Everglades restoration to 'get the water right' estimated at $7.4 billion through 2030
Everglades restoration projects will require about $7.4 billion over the next 10 years, compared with $6 billion spent through 2019, the U.S. Army Corps of Engineers said while presenting a draft of its work schedule.
The estimated cost for 2020-30 is what has been authorized for construction, and doesn't include other projects that are currently waiting for authorization, said Eva Velez, a Corps project manager who oversees the integrated delivery schedule of Everglades restoration projects.

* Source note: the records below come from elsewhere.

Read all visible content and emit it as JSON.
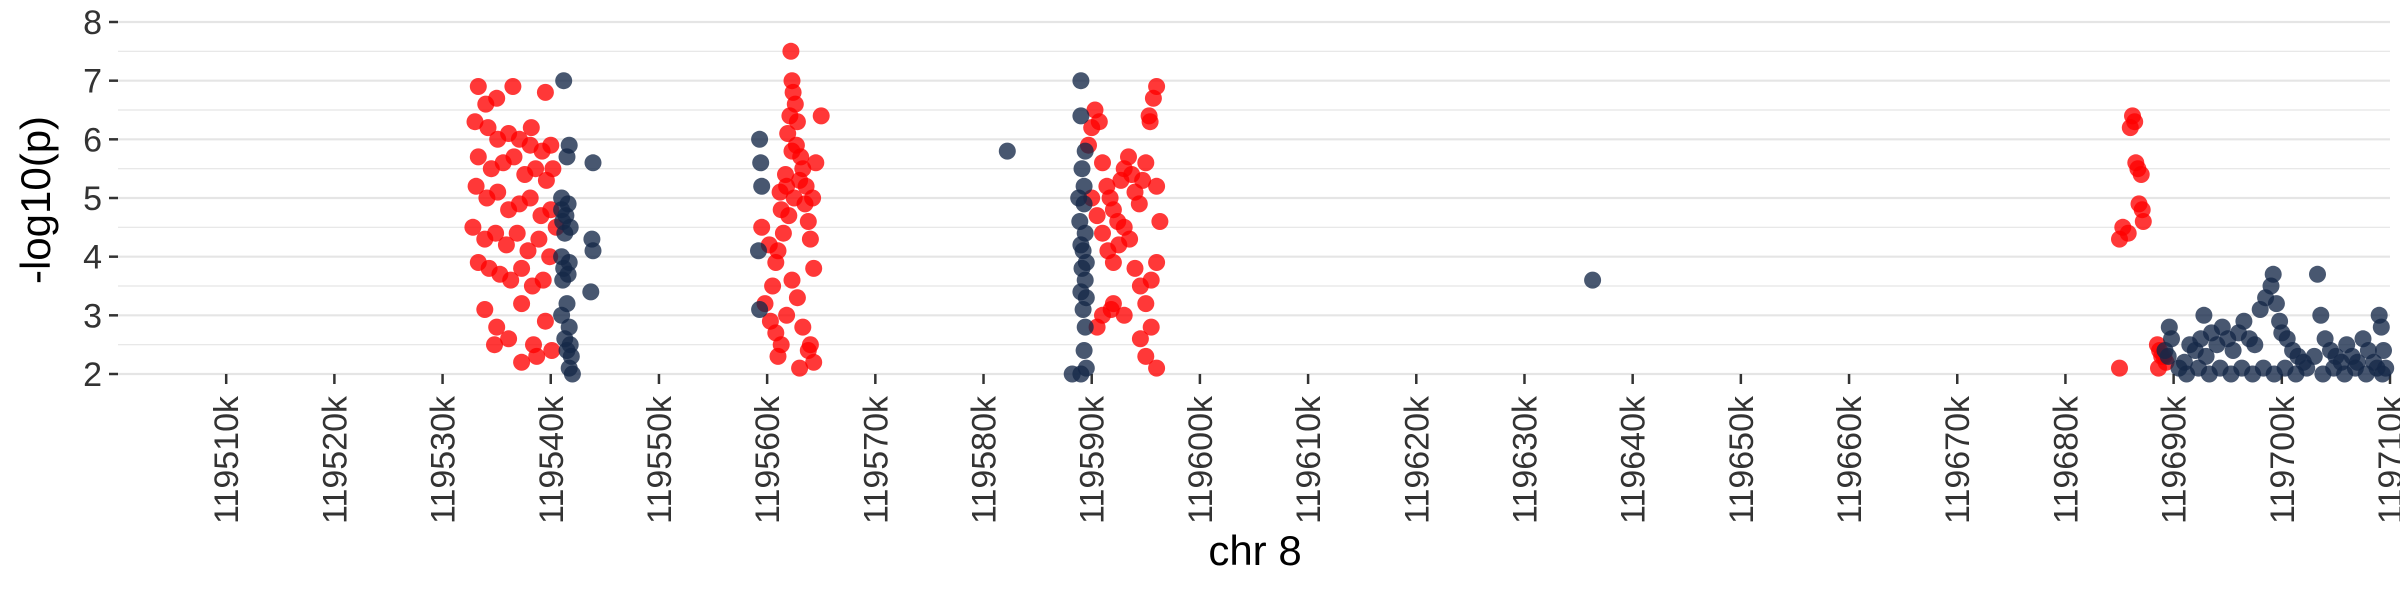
{
  "chart_data": {
    "type": "scatter",
    "title": "",
    "xlabel": "chr 8",
    "ylabel": "-log10(p)",
    "xlim": [
      119500000,
      119710000
    ],
    "ylim": [
      2,
      8
    ],
    "grid": "horizontal",
    "x_ticks": [
      119510000,
      119520000,
      119530000,
      119540000,
      119550000,
      119560000,
      119570000,
      119580000,
      119590000,
      119600000,
      119610000,
      119620000,
      119630000,
      119640000,
      119650000,
      119660000,
      119670000,
      119680000,
      119690000,
      119700000,
      119710000
    ],
    "x_tick_labels": [
      "119510k",
      "119520k",
      "119530k",
      "119540k",
      "119550k",
      "119560k",
      "119570k",
      "119580k",
      "119590k",
      "119600k",
      "119610k",
      "119620k",
      "119630k",
      "119640k",
      "119650k",
      "119660k",
      "119670k",
      "119680k",
      "119690k",
      "119700k",
      "119710k"
    ],
    "y_ticks": [
      2,
      3,
      4,
      5,
      6,
      7,
      8
    ],
    "y_tick_labels": [
      "2",
      "3",
      "4",
      "5",
      "6",
      "7",
      "8"
    ],
    "colors": {
      "series_a": "#ff0000",
      "series_b": "#152848",
      "grid": "#e5e5e5",
      "axis": "#333333"
    },
    "series": [
      {
        "color": "#ff0000",
        "points": [
          [
            119533300,
            6.9
          ],
          [
            119534000,
            6.6
          ],
          [
            119535000,
            6.7
          ],
          [
            119536500,
            6.9
          ],
          [
            119538200,
            6.2
          ],
          [
            119539500,
            6.8
          ],
          [
            119533000,
            6.3
          ],
          [
            119534200,
            6.2
          ],
          [
            119535100,
            6.0
          ],
          [
            119536100,
            6.1
          ],
          [
            119537100,
            6.0
          ],
          [
            119538100,
            5.9
          ],
          [
            119539200,
            5.8
          ],
          [
            119540000,
            5.9
          ],
          [
            119533300,
            5.7
          ],
          [
            119534500,
            5.5
          ],
          [
            119535600,
            5.6
          ],
          [
            119536600,
            5.7
          ],
          [
            119537600,
            5.4
          ],
          [
            119538600,
            5.5
          ],
          [
            119539600,
            5.3
          ],
          [
            119533100,
            5.2
          ],
          [
            119534100,
            5.0
          ],
          [
            119535100,
            5.1
          ],
          [
            119536100,
            4.8
          ],
          [
            119537100,
            4.9
          ],
          [
            119538100,
            5.0
          ],
          [
            119539100,
            4.7
          ],
          [
            119540000,
            4.8
          ],
          [
            119532800,
            4.5
          ],
          [
            119533900,
            4.3
          ],
          [
            119534900,
            4.4
          ],
          [
            119535900,
            4.2
          ],
          [
            119536900,
            4.4
          ],
          [
            119537900,
            4.1
          ],
          [
            119538900,
            4.3
          ],
          [
            119539900,
            4.0
          ],
          [
            119533300,
            3.9
          ],
          [
            119534300,
            3.8
          ],
          [
            119535300,
            3.7
          ],
          [
            119536300,
            3.6
          ],
          [
            119537300,
            3.8
          ],
          [
            119538300,
            3.5
          ],
          [
            119539300,
            3.6
          ],
          [
            119533900,
            3.1
          ],
          [
            119535000,
            2.8
          ],
          [
            119536100,
            2.6
          ],
          [
            119537300,
            3.2
          ],
          [
            119538400,
            2.5
          ],
          [
            119539500,
            2.9
          ],
          [
            119537300,
            2.2
          ],
          [
            119538700,
            2.3
          ],
          [
            119540100,
            2.4
          ],
          [
            119534800,
            2.5
          ],
          [
            119540200,
            5.5
          ],
          [
            119540500,
            4.5
          ],
          [
            119559500,
            4.5
          ],
          [
            119560200,
            4.2
          ],
          [
            119560800,
            3.9
          ],
          [
            119561300,
            4.8
          ],
          [
            119561800,
            5.2
          ],
          [
            119562300,
            5.8
          ],
          [
            119562800,
            6.3
          ],
          [
            119563300,
            5.5
          ],
          [
            119563800,
            4.6
          ],
          [
            119564300,
            3.8
          ],
          [
            119559800,
            3.2
          ],
          [
            119560300,
            2.9
          ],
          [
            119560800,
            2.7
          ],
          [
            119561300,
            2.5
          ],
          [
            119561800,
            3.0
          ],
          [
            119562300,
            3.6
          ],
          [
            119562800,
            3.3
          ],
          [
            119563300,
            2.8
          ],
          [
            119563800,
            2.4
          ],
          [
            119564300,
            2.2
          ],
          [
            119560500,
            3.5
          ],
          [
            119561000,
            4.1
          ],
          [
            119561500,
            4.4
          ],
          [
            119562000,
            4.7
          ],
          [
            119562500,
            5.0
          ],
          [
            119563000,
            5.3
          ],
          [
            119563500,
            4.9
          ],
          [
            119564000,
            4.3
          ],
          [
            119564500,
            5.6
          ],
          [
            119565000,
            6.4
          ],
          [
            119562200,
            7.5
          ],
          [
            119562300,
            7.0
          ],
          [
            119562400,
            6.8
          ],
          [
            119562600,
            6.6
          ],
          [
            119562100,
            6.4
          ],
          [
            119561900,
            6.1
          ],
          [
            119562700,
            5.9
          ],
          [
            119563100,
            5.7
          ],
          [
            119561700,
            5.4
          ],
          [
            119561200,
            5.1
          ],
          [
            119563600,
            5.2
          ],
          [
            119564200,
            5.0
          ],
          [
            119561000,
            2.3
          ],
          [
            119563000,
            2.1
          ],
          [
            119564000,
            2.5
          ],
          [
            119589700,
            5.9
          ],
          [
            119590000,
            6.2
          ],
          [
            119590300,
            6.5
          ],
          [
            119590700,
            6.3
          ],
          [
            119591000,
            5.6
          ],
          [
            119591400,
            5.2
          ],
          [
            119591700,
            5.0
          ],
          [
            119592000,
            4.8
          ],
          [
            119592400,
            4.6
          ],
          [
            119592700,
            5.3
          ],
          [
            119593000,
            5.5
          ],
          [
            119593400,
            5.7
          ],
          [
            119593700,
            5.4
          ],
          [
            119594000,
            5.1
          ],
          [
            119594400,
            4.9
          ],
          [
            119594700,
            5.3
          ],
          [
            119595000,
            5.6
          ],
          [
            119595400,
            6.3
          ],
          [
            119595700,
            6.7
          ],
          [
            119596000,
            6.9
          ],
          [
            119595300,
            6.4
          ],
          [
            119590000,
            5.0
          ],
          [
            119590500,
            4.7
          ],
          [
            119591000,
            4.4
          ],
          [
            119591500,
            4.1
          ],
          [
            119592000,
            3.9
          ],
          [
            119592500,
            4.2
          ],
          [
            119593000,
            4.5
          ],
          [
            119593500,
            4.3
          ],
          [
            119594000,
            3.8
          ],
          [
            119594500,
            3.5
          ],
          [
            119595000,
            3.2
          ],
          [
            119595500,
            3.6
          ],
          [
            119596000,
            3.9
          ],
          [
            119596300,
            4.6
          ],
          [
            119596000,
            5.2
          ],
          [
            119591000,
            3.0
          ],
          [
            119592000,
            3.2
          ],
          [
            119593000,
            3.0
          ],
          [
            119594500,
            2.6
          ],
          [
            119595500,
            2.8
          ],
          [
            119595000,
            2.3
          ],
          [
            119596000,
            2.1
          ],
          [
            119590500,
            2.8
          ],
          [
            119591800,
            3.1
          ],
          [
            119685000,
            4.3
          ],
          [
            119685300,
            4.5
          ],
          [
            119685800,
            4.4
          ],
          [
            119686000,
            6.2
          ],
          [
            119686200,
            6.4
          ],
          [
            119686400,
            6.3
          ],
          [
            119686500,
            5.6
          ],
          [
            119686700,
            5.5
          ],
          [
            119687000,
            5.4
          ],
          [
            119686800,
            4.9
          ],
          [
            119687100,
            4.8
          ],
          [
            119687200,
            4.6
          ],
          [
            119685000,
            2.1
          ],
          [
            119688500,
            2.5
          ],
          [
            119688700,
            2.4
          ],
          [
            119688900,
            2.3
          ],
          [
            119689100,
            2.3
          ],
          [
            119689300,
            2.2
          ],
          [
            119688600,
            2.1
          ]
        ]
      },
      {
        "color": "#152848",
        "points": [
          [
            119541200,
            7.0
          ],
          [
            119541700,
            5.9
          ],
          [
            119541500,
            5.7
          ],
          [
            119543900,
            5.6
          ],
          [
            119541000,
            5.0
          ],
          [
            119541600,
            4.9
          ],
          [
            119541000,
            4.8
          ],
          [
            119541400,
            4.7
          ],
          [
            119541100,
            4.6
          ],
          [
            119541800,
            4.5
          ],
          [
            119541300,
            4.4
          ],
          [
            119543800,
            4.3
          ],
          [
            119543900,
            4.1
          ],
          [
            119541000,
            4.0
          ],
          [
            119541700,
            3.9
          ],
          [
            119541200,
            3.8
          ],
          [
            119541600,
            3.7
          ],
          [
            119541100,
            3.6
          ],
          [
            119543700,
            3.4
          ],
          [
            119541500,
            3.2
          ],
          [
            119541000,
            3.0
          ],
          [
            119541700,
            2.8
          ],
          [
            119541300,
            2.6
          ],
          [
            119541800,
            2.5
          ],
          [
            119541500,
            2.4
          ],
          [
            119541900,
            2.3
          ],
          [
            119541700,
            2.1
          ],
          [
            119542000,
            2.0
          ],
          [
            119559300,
            6.0
          ],
          [
            119559400,
            5.6
          ],
          [
            119559500,
            5.2
          ],
          [
            119559200,
            4.1
          ],
          [
            119559300,
            3.1
          ],
          [
            119582200,
            5.8
          ],
          [
            119589000,
            7.0
          ],
          [
            119589000,
            6.4
          ],
          [
            119589400,
            5.8
          ],
          [
            119589100,
            5.5
          ],
          [
            119589300,
            5.2
          ],
          [
            119588800,
            5.0
          ],
          [
            119589300,
            4.9
          ],
          [
            119588900,
            4.6
          ],
          [
            119589400,
            4.4
          ],
          [
            119589000,
            4.2
          ],
          [
            119589200,
            4.1
          ],
          [
            119589500,
            3.9
          ],
          [
            119589100,
            3.8
          ],
          [
            119589400,
            3.6
          ],
          [
            119589000,
            3.4
          ],
          [
            119589500,
            3.3
          ],
          [
            119589200,
            3.1
          ],
          [
            119589400,
            2.8
          ],
          [
            119589300,
            2.4
          ],
          [
            119589500,
            2.1
          ],
          [
            119589000,
            2.0
          ],
          [
            119588200,
            2.0
          ],
          [
            119636300,
            3.6
          ],
          [
            119689600,
            2.8
          ],
          [
            119689800,
            2.6
          ],
          [
            119689200,
            2.4
          ],
          [
            119689500,
            2.3
          ],
          [
            119691000,
            2.2
          ],
          [
            119691500,
            2.5
          ],
          [
            119692000,
            2.4
          ],
          [
            119692500,
            2.6
          ],
          [
            119693000,
            2.3
          ],
          [
            119692800,
            3.0
          ],
          [
            119693500,
            2.7
          ],
          [
            119694000,
            2.5
          ],
          [
            119694500,
            2.8
          ],
          [
            119695000,
            2.6
          ],
          [
            119695500,
            2.4
          ],
          [
            119696000,
            2.7
          ],
          [
            119696500,
            2.9
          ],
          [
            119697000,
            2.6
          ],
          [
            119697500,
            2.5
          ],
          [
            119698000,
            3.1
          ],
          [
            119698500,
            3.3
          ],
          [
            119699000,
            3.5
          ],
          [
            119699200,
            3.7
          ],
          [
            119699500,
            3.2
          ],
          [
            119699800,
            2.9
          ],
          [
            119700000,
            2.7
          ],
          [
            119700500,
            2.6
          ],
          [
            119701000,
            2.4
          ],
          [
            119701500,
            2.3
          ],
          [
            119702000,
            2.2
          ],
          [
            119703000,
            2.3
          ],
          [
            119703300,
            3.7
          ],
          [
            119703600,
            3.0
          ],
          [
            119704000,
            2.6
          ],
          [
            119704500,
            2.4
          ],
          [
            119705000,
            2.3
          ],
          [
            119705500,
            2.2
          ],
          [
            119706000,
            2.5
          ],
          [
            119706500,
            2.3
          ],
          [
            119707000,
            2.2
          ],
          [
            119707500,
            2.6
          ],
          [
            119708000,
            2.4
          ],
          [
            119708500,
            2.2
          ],
          [
            119709000,
            3.0
          ],
          [
            119709200,
            2.8
          ],
          [
            119709400,
            2.4
          ],
          [
            119709300,
            2.0
          ],
          [
            119690500,
            2.1
          ],
          [
            119691200,
            2.0
          ],
          [
            119692300,
            2.1
          ],
          [
            119693300,
            2.0
          ],
          [
            119694300,
            2.1
          ],
          [
            119695300,
            2.0
          ],
          [
            119696300,
            2.1
          ],
          [
            119697300,
            2.0
          ],
          [
            119698300,
            2.1
          ],
          [
            119699300,
            2.0
          ],
          [
            119700300,
            2.1
          ],
          [
            119701300,
            2.0
          ],
          [
            119702300,
            2.1
          ],
          [
            119703800,
            2.0
          ],
          [
            119704800,
            2.1
          ],
          [
            119705800,
            2.0
          ],
          [
            119706800,
            2.1
          ],
          [
            119707800,
            2.0
          ],
          [
            119708800,
            2.1
          ],
          [
            119709600,
            2.1
          ]
        ]
      }
    ]
  }
}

Under the schedule presented this week, the federal and state governments will need to spend about a billion dollars every year through 2026.
She said the Corps is also counting on Congress speeding up delayed projects by passing water resources and infrastructure bills every two years, as it has done since 2014.
When Everglades restoration was authorized in 2000, its goal of 68 original projects was based on the idea that Congress would approve such bills every two years, but no bills passed between 2007 and 2014, stalling some of the work.
"We are ready to go, we have big work to do with lots of investments, but in order to keep it going we also need the bills to pass so that we can keep the hopper full and keep making progress," Velez said during a presentation of the draft schedule as it stands in 2020 to federal and state agencies.
The projects include a massive reservoir approved by Congress in 2018 that's being built just south of Lake Okeechobee to clean polluted water before it reaches the Everglades.
The marshlike water treatment area is also designed to reduce dirty water discharges to the St. Lucie and Caloosahatchee estuaries. In 2018, polluted water from the lake fueled slimy green algae blooms on both rivers and contributed to a red tide that littered the Gulf Coast with dead fish.
A new project still in working draft format that probably won't start until 2023 is a southern Everglades restoration plan. The main goals are to improve seepage issues from conservation areas in the area and to open up those areas, which have been compartmentalized by decades of flood control. Works to move more water to the southern Everglades will also be part of the project, Velez said.